Dans ce court article, nous nous intéressons à la question suivante : Si nous sommes justifiés par la foi seule, quel est le statut des bonnes œuvres dans la vie chrétienne ?
La doctrine de la justification (par la grâce) est cardinale dans la théologie chrétienne et donc fondamentale pour la vie chrétienne. Elle est pourtant l’une des doctrines les plus controversées et les plus mal comprises. Les deux grandes positions historiques entre la théologie catholique et la théologie de la Réforme, notamment avec Martin Luther, expliquent en grande partie cette controverse. Si, pour la théologie catholique, on est justifié par la foi et les bonnes œuvres, pour Martin Luther et d’autres réformateurs, la formule était que l’on est justifié uniquement par la foi. Migliore résume la doctrine en une triple formule comme suit :
L’acte de justification de Dieu se fait par la grâce seule (sola gratia), en Christ seul (solus Christus), reçu par la foi seule (sola fide)[1].

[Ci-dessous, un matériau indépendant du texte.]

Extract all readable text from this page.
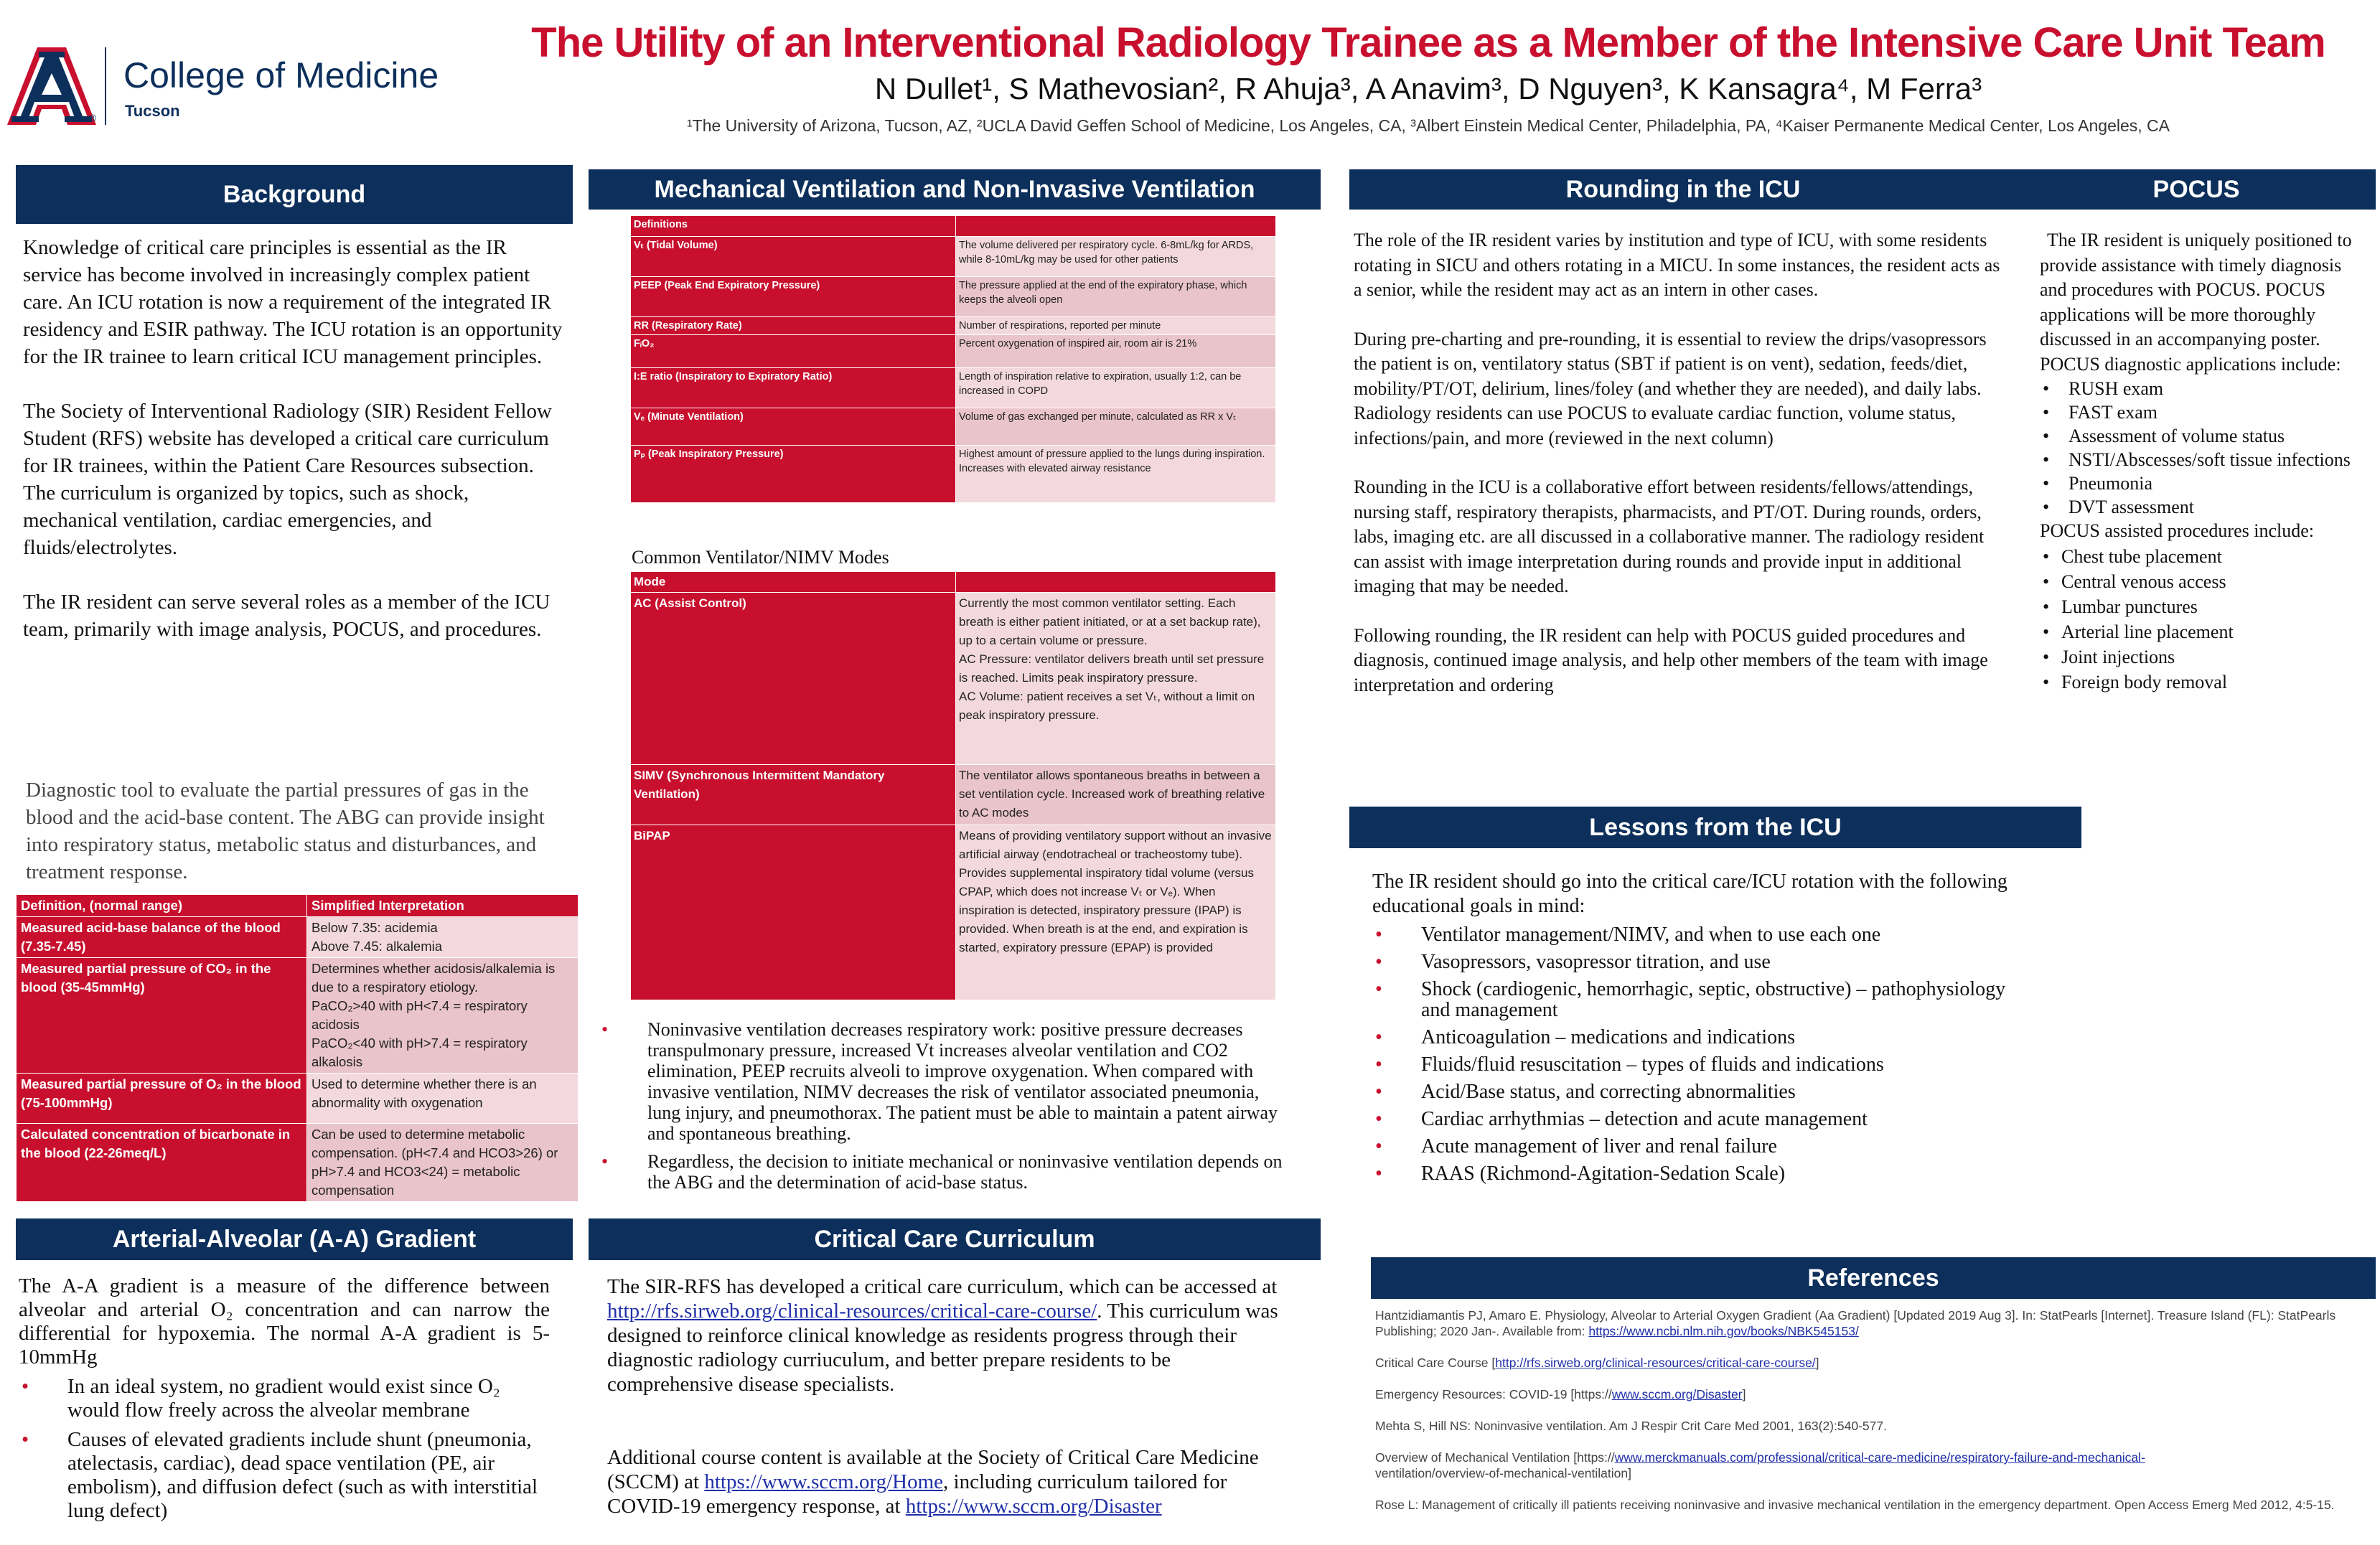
®
College of Medicine
Tucson
The Utility of an Interventional Radiology Trainee as a Member of the Intensive Care Unit Team
N Dullet¹, S Mathevosian², R Ahuja³, A Anavim³, D Nguyen³, K Kansagra⁴, M Ferra³
¹The University of Arizona, Tucson, AZ, ²UCLA David Geffen School of Medicine, Los Angeles, CA, ³Albert Einstein Medical Center, Philadelphia, PA, ⁴Kaiser Permanente Medical Center, Los Angeles, CA
Background

Knowledge of critical care principles is essential as the IR service has become involved in increasingly complex patient care. An ICU rotation is now a requirement of the integrated IR residency and ESIR pathway. The ICU rotation is an opportunity for the IR trainee to learn critical ICU management principles.

The Society of Interventional Radiology (SIR) Resident Fellow Student (RFS) website has developed a critical care curriculum for IR trainees, within the Patient Care Resources subsection. The curriculum is organized by topics, such as shock, mechanical ventilation, cardiac emergencies, and fluids/electrolytes.

The IR resident can serve several roles as a member of the ICU team, primarily with image analysis, POCUS, and procedures.

Diagnostic tool to evaluate the partial pressures of gas in the blood and the acid-base content. The ABG can provide insight into respiratory status, metabolic status and disturbances, and treatment response.
Definition, (normal range)	Simplified Interpretation
Measured acid-base balance of the blood (7.35-7.45)	Below 7.35: acidemia
Above 7.45: alkalemia
Measured partial pressure of CO₂ in the blood (35-45mmHg)	Determines whether acidosis/alkalemia is due to a respiratory etiology.
PaCO₂>40 with pH<7.4 = respiratory acidosis
PaCO₂<40 with pH>7.4 = respiratory alkalosis
Measured partial pressure of O₂ in the blood (75-100mmHg)	Used to determine whether there is an abnormality with oxygenation
Calculated concentration of bicarbonate in the blood (22-26meq/L)	Can be used to determine metabolic compensation. (pH<7.4 and HCO3>26) or pH>7.4 and HCO3<24) = metabolic compensation
Arterial-Alveolar (A-A) Gradient
The A-A gradient is a measure of the difference between alveolar and arterial O₂ concentration and can narrow the differential for hypoxemia. The normal A-A gradient is 5-10mmHg
• In an ideal system, no gradient would exist since O₂ would flow freely across the alveolar membrane
• Causes of elevated gradients include shunt (pneumonia, atelectasis, cardiac), dead space ventilation (PE, air embolism), and diffusion defect (such as with interstitial lung defect)
Mechanical Ventilation and Non-Invasive Ventilation
Definitions	
Vₜ (Tidal Volume)	The volume delivered per respiratory cycle. 6-8mL/kg for ARDS, while 8-10mL/kg may be used for other patients
PEEP (Peak End Expiratory Pressure)	The pressure applied at the end of the expiratory phase, which keeps the alveoli open
RR (Respiratory Rate)	Number of respirations, reported per minute
FᵢO₂	Percent oxygenation of inspired air, room air is 21%
I:E ratio (Inspiratory to Expiratory Ratio)	Length of inspiration relative to expiration, usually 1:2, can be increased in COPD
Vₑ (Minute Ventilation)	Volume of gas exchanged per minute, calculated as RR x Vₜ
Pₚ (Peak Inspiratory Pressure)	Highest amount of pressure applied to the lungs during inspiration. Increases with elevated airway resistance
Common Ventilator/NIMV Modes
Mode	
AC (Assist Control)	Currently the most common ventilator setting. Each breath is either patient initiated, or at a set backup rate), up to a certain volume or pressure.
AC Pressure: ventilator delivers breath until set pressure is reached. Limits peak inspiratory pressure.
AC Volume: patient receives a set Vₜ, without a limit on peak inspiratory pressure.
SIMV (Synchronous Intermittent Mandatory Ventilation)	The ventilator allows spontaneous breaths in between a set ventilation cycle. Increased work of breathing relative to AC modes
BiPAP	Means of providing ventilatory support without an invasive artificial airway (endotracheal or tracheostomy tube). Provides supplemental inspiratory tidal volume (versus CPAP, which does not increase Vₜ or Vₑ). When inspiration is detected, inspiratory pressure (IPAP) is provided. When breath is at the end, and expiration is started, expiratory pressure (EPAP) is provided
• Noninvasive ventilation decreases respiratory work: positive pressure decreases transpulmonary pressure, increased Vt increases alveolar ventilation and CO2 elimination, PEEP recruits alveoli to improve oxygenation. When compared with invasive ventilation, NIMV decreases the risk of ventilator associated pneumonia, lung injury, and pneumothorax. The patient must be able to maintain a patent airway and spontaneous breathing.
• Regardless, the decision to initiate mechanical or noninvasive ventilation depends on the ABG and the determination of acid-base status.
Critical Care Curriculum

The SIR-RFS has developed a critical care curriculum, which can be accessed at http://rfs.sirweb.org/clinical-resources/critical-care-course/. This curriculum was designed to reinforce clinical knowledge as residents progress through their diagnostic radiology curriuculum, and better prepare residents to be comprehensive disease specialists.

Additional course content is available at the Society of Critical Care Medicine (SCCM) at https://www.sccm.org/Home, including curriculum tailored for COVID-19 emergency response, at https://www.sccm.org/Disaster

Rounding in the ICU	POCUS

The role of the IR resident varies by institution and type of ICU, with some residents rotating in SICU and others rotating in a MICU. In some instances, the resident acts as a senior, while the resident may act as an intern in other cases.

During pre-charting and pre-rounding, it is essential to review the drips/vasopressors the patient is on, ventilatory status (SBT if patient is on vent), sedation, feeds/diet, mobility/PT/OT, delirium, lines/foley (and whether they are needed), and daily labs. Radiology residents can use POCUS to evaluate cardiac function, volume status, infections/pain, and more (reviewed in the next column)

Rounding in the ICU is a collaborative effort between residents/fellows/attendings, nursing staff, respiratory therapists, pharmacists, and PT/OT. During rounds, orders, labs, imaging etc. are all discussed in a collaborative manner. The radiology resident can assist with image interpretation during rounds and provide input in additional imaging that may be needed.

Following rounding, the IR resident can help with POCUS guided procedures and diagnosis, continued image analysis, and help other members of the team with image interpretation and ordering

The IR resident is uniquely positioned to provide assistance with timely diagnosis and procedures with POCUS. POCUS applications will be more thoroughly discussed in an accompanying poster.
POCUS diagnostic applications include:
• RUSH exam
• FAST exam
• Assessment of volume status
• NSTI/Abscesses/soft tissue infections
• Pneumonia
• DVT assessment
POCUS assisted procedures include:
• Chest tube placement
• Central venous access
• Lumbar punctures
• Arterial line placement
• Joint injections
• Foreign body removal
Lessons from the ICU
The IR resident should go into the critical care/ICU rotation with the following educational goals in mind:
• Ventilator management/NIMV, and when to use each one
• Vasopressors, vasopressor titration, and use
• Shock (cardiogenic, hemorrhagic, septic, obstructive) – pathophysiology and management
• Anticoagulation – medications and indications
• Fluids/fluid resuscitation – types of fluids and indications
• Acid/Base status, and correcting abnormalities
• Cardiac arrhythmias – detection and acute management
• Acute management of liver and renal failure
• RAAS (Richmond-Agitation-Sedation Scale)
References
Hantzidiamantis PJ, Amaro E. Physiology, Alveolar to Arterial Oxygen Gradient (Aa Gradient) [Updated 2019 Aug 3]. In: StatPearls [Internet]. Treasure Island (FL): StatPearls Publishing; 2020 Jan-. Available from: https://www.ncbi.nlm.nih.gov/books/NBK545153/
Critical Care Course [http://rfs.sirweb.org/clinical-resources/critical-care-course/]
Emergency Resources: COVID-19 [https://www.sccm.org/Disaster]
Mehta S, Hill NS: Noninvasive ventilation. Am J Respir Crit Care Med 2001, 163(2):540-577.
Overview of Mechanical Ventilation [https://www.merckmanuals.com/professional/critical-care-medicine/respiratory-failure-and-mechanical-
ventilation/overview-of-mechanical-ventilation]
Rose L: Management of critically ill patients receiving noninvasive and invasive mechanical ventilation in the emergency department. Open Access Emerg Med 2012, 4:5-15.
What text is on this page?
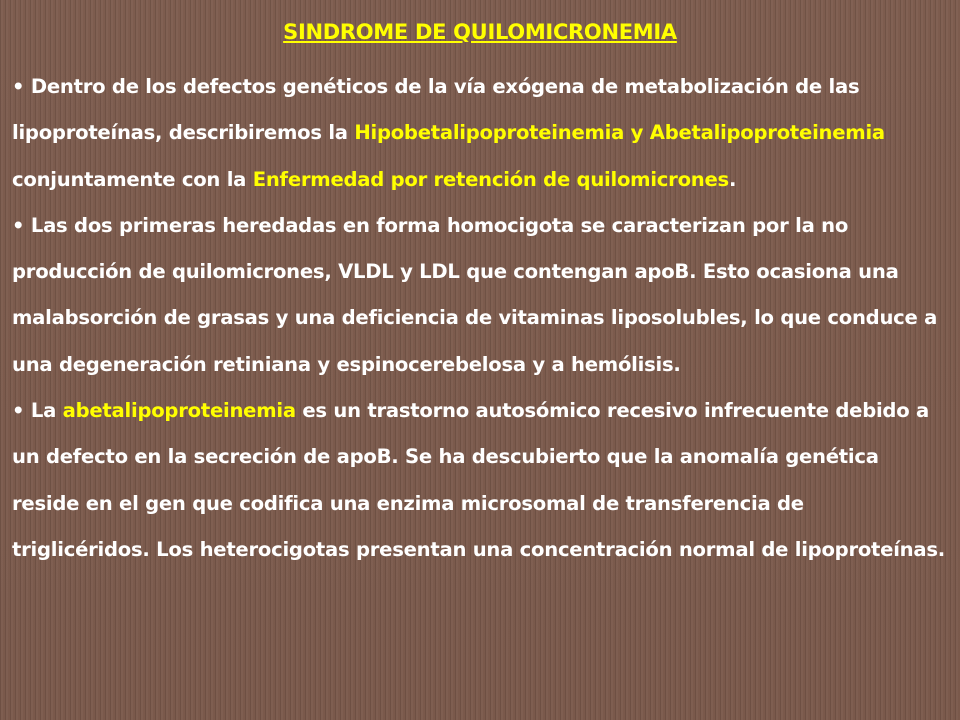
SINDROME DE QUILOMICRONEMIA

• Dentro de los defectos genéticos de la vía exógena de metabolización de las lipoproteínas, describiremos la Hipobetalipoproteinemia y Abetalipoproteinemia conjuntamente con la Enfermedad por retención de quilomicrones.

• Las dos primeras heredadas en forma homocigota se caracterizan por la no producción de quilomicrones, VLDL y LDL que contengan apoB. Esto ocasiona una malabsorción de grasas y una deficiencia de vitaminas liposolubles, lo que conduce a una degeneración retiniana y espinocerebelosa y a hemólisis.

• La abetalipoproteinemia es un trastorno autosómico recesivo infrecuente debido a un defecto en la secreción de apoB. Se ha descubierto que la anomalía genética reside en el gen que codifica una enzima microsomal de transferencia de triglicéridos. Los heterocigotas presentan una concentración normal de lipoproteínas.
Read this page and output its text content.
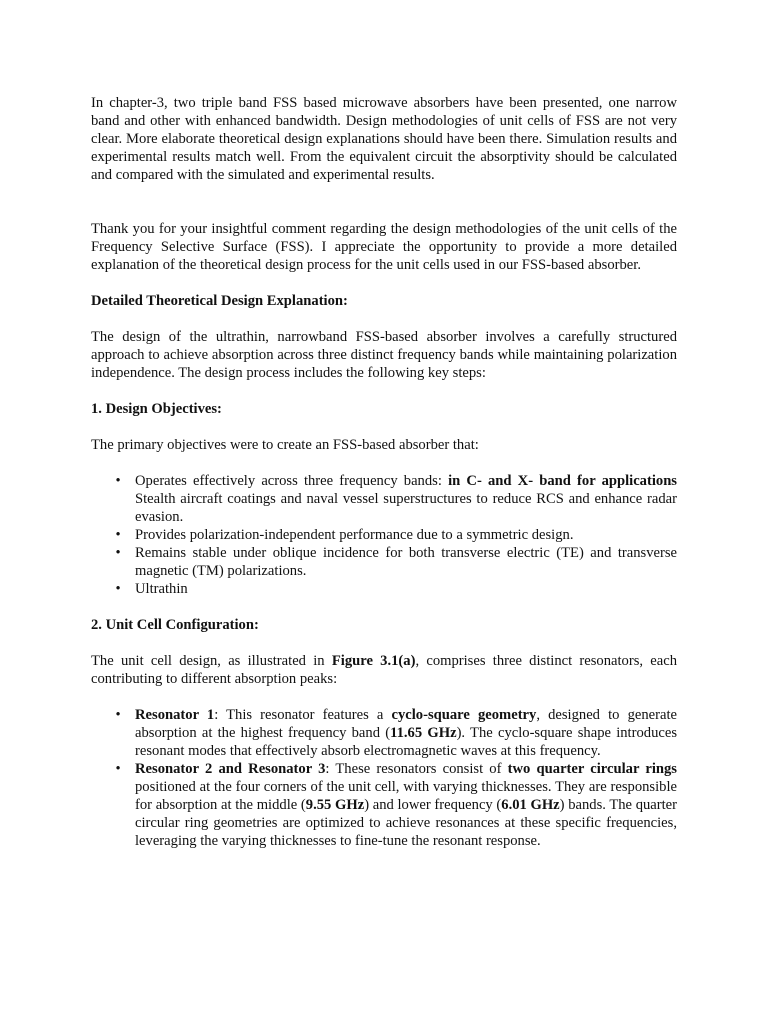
In chapter-3, two triple band FSS based microwave absorbers have been presented, one narrow band and other with enhanced bandwidth. Design methodologies of unit cells of FSS are not very clear. More elaborate theoretical design explanations should have been there. Simulation results and experimental results match well. From the equivalent circuit the absorptivity should be calculated and compared with the simulated and experimental results.

Thank you for your insightful comment regarding the design methodologies of the unit cells of the Frequency Selective Surface (FSS). I appreciate the opportunity to provide a more detailed explanation of the theoretical design process for the unit cells used in our FSS-based absorber.

Detailed Theoretical Design Explanation:

The design of the ultrathin, narrowband FSS-based absorber involves a carefully structured approach to achieve absorption across three distinct frequency bands while maintaining polarization independence. The design process includes the following key steps:

1. Design Objectives:

The primary objectives were to create an FSS-based absorber that:

• Operates effectively across three frequency bands: in C- and X- band for applications Stealth aircraft coatings and naval vessel superstructures to reduce RCS and enhance radar evasion.
• Provides polarization-independent performance due to a symmetric design.
• Remains stable under oblique incidence for both transverse electric (TE) and transverse magnetic (TM) polarizations.
• Ultrathin

2. Unit Cell Configuration:

The unit cell design, as illustrated in Figure 3.1(a), comprises three distinct resonators, each contributing to different absorption peaks:

• Resonator 1: This resonator features a cyclo-square geometry, designed to generate absorption at the highest frequency band (11.65 GHz). The cyclo-square shape introduces resonant modes that effectively absorb electromagnetic waves at this frequency.
• Resonator 2 and Resonator 3: These resonators consist of two quarter circular rings positioned at the four corners of the unit cell, with varying thicknesses. They are responsible for absorption at the middle (9.55 GHz) and lower frequency (6.01 GHz) bands. The quarter circular ring geometries are optimized to achieve resonances at these specific frequencies, leveraging the varying thicknesses to fine-tune the resonant response.
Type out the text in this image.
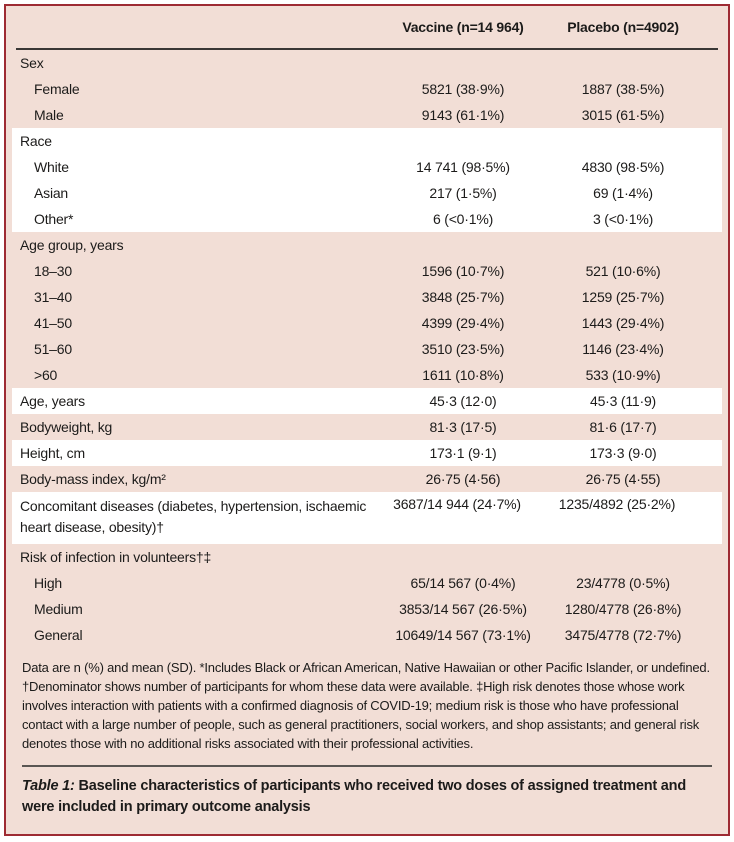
Vaccine (n=14 964)	Placebo (n=4902)
Sex
Female	5821 (38·9%)	1887 (38·5%)
Male	9143 (61·1%)	3015 (61·5%)
Race
White	14 741 (98·5%)	4830 (98·5%)
Asian	217 (1·5%)	69 (1·4%)
Other*	6 (<0·1%)	3 (<0·1%)
Age group, years
18–30	1596 (10·7%)	521 (10·6%)
31–40	3848 (25·7%)	1259 (25·7%)
41–50	4399 (29·4%)	1443 (29·4%)
51–60	3510 (23·5%)	1146 (23·4%)
>60	1611 (10·8%)	533 (10·9%)
Age, years	45·3 (12·0)	45·3 (11·9)
Bodyweight, kg	81·3 (17·5)	81·6 (17·7)
Height, cm	173·1 (9·1)	173·3 (9·0)
Body-mass index, kg/m²	26·75 (4·56)	26·75 (4·55)
Concomitant diseases (diabetes, hypertension, ischaemic heart disease, obesity)†
3687/14 944 (24·7%)	1235/4892 (25·2%)
Risk of infection in volunteers†‡
High	65/14 567 (0·4%)	23/4778 (0·5%)
Medium	3853/14 567 (26·5%)	1280/4778 (26·8%)
General	10649/14 567 (73·1%)	3475/4778 (72·7%)
Data are n (%) and mean (SD). *Includes Black or African American, Native Hawaiian or other Pacific Islander, or undefined. †Denominator shows number of participants for whom these data were available. ‡High risk denotes those whose work involves interaction with patients with a confirmed diagnosis of COVID-19; medium risk is those who have professional contact with a large number of people, such as general practitioners, social workers, and shop assistants; and general risk denotes those with no additional risks associated with their professional activities.
Table 1: Baseline characteristics of participants who received two doses of assigned treatment and were included in primary outcome analysis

Les auteurs du Nouveau Testament, en particulier dans la théologie paulinienne, affirment clairement que l’homme ou le pécheur n’est justifié que par la foi (Rom. 3:26 ; Rom. 3:28 ; Rom. 5:1 ; Gal. 2 :16). Ainsi, la foi est présentée comme la réponse du pécheur à la grâce de Dieu.
Pour mieux comprendre la question qui nous préoccupe, considérons la définition suivante de la justification par Wayne Grudem :
La justification est un acte juridique instantané de Dieu par lequel il (1) considère que nos péchés sont pardonnés et que la justice du Christ nous appartient, et (2) nous déclare justes à ses yeux. »[2]
La justification est l’acte par lequel Dieu nous déclare souverainement justes. En d’autres termes, il s’agit d’une déclaration juridique divine. Dieu nous justifie parce que la justice de son Fils Jésus est égale à la sienne. Aucune œuvre ou effort humain ne peut égaler la justice de Dieu. Par conséquent, étant justifiés par la foi, lorsque Dieu nous regarde, il voit automatiquement son Fils sacrifié sur la croix pour nous réconcilier avec lui. C’est dans ce contexte que nous parlons de justification imputée, dans le sens où la justice du Christ est considérée par Dieu comme notre justification, indépendamment de nos bonnes œuvres.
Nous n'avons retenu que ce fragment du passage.